Boy juga menyoroti konflik rencana pembangunan Terminal LNG di Sanur, Bali, yang ditolak warga karena mengancam hutan mangrove dan kawasan suci.

SNDC: Komitmen yang Sudah Gagal Sejak Awal

WALHI menilai SNDC Indonesia sudah cacat sejak perencanaan. Penyusunannya tidak partisipatif dan masih bertumpu pada model ekonomi ekstraktif.Dari analisis WALHI, 26 juta hektare hutan alam Indonesia berada di wilayah konsesi perkebunan, pertambangan, dan izin pengelolaan lainnya.

Kebijakan hilirisasi nikel, swasembada pangan, dan energi justru mempercepat pembukaan hutan.

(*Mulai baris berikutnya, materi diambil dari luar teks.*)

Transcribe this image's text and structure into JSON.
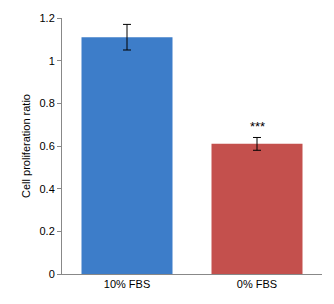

Bahkan proyek “20 juta hektare hutan untuk pangan dan energi” berpotensi menggerus 15 juta hektare hutan yang belum berizin.

Krisis Iklim Tak Akan Selesai dengan Mengejar Pertumbuhan

Selama orientasi ekonomi nasional dan global masih mengejar pertumbuhan tanpa memperhitungkan daya dukung bumi, komitmen iklim apa pun akan sulit berhasil.

“Pemerintah Indonesia harus berani menjalankan prinsip keadilan iklim dan menempatkan rakyat serta alam sebagai pusat kebijakan,” tutup Boy Jerry Even Sembiring.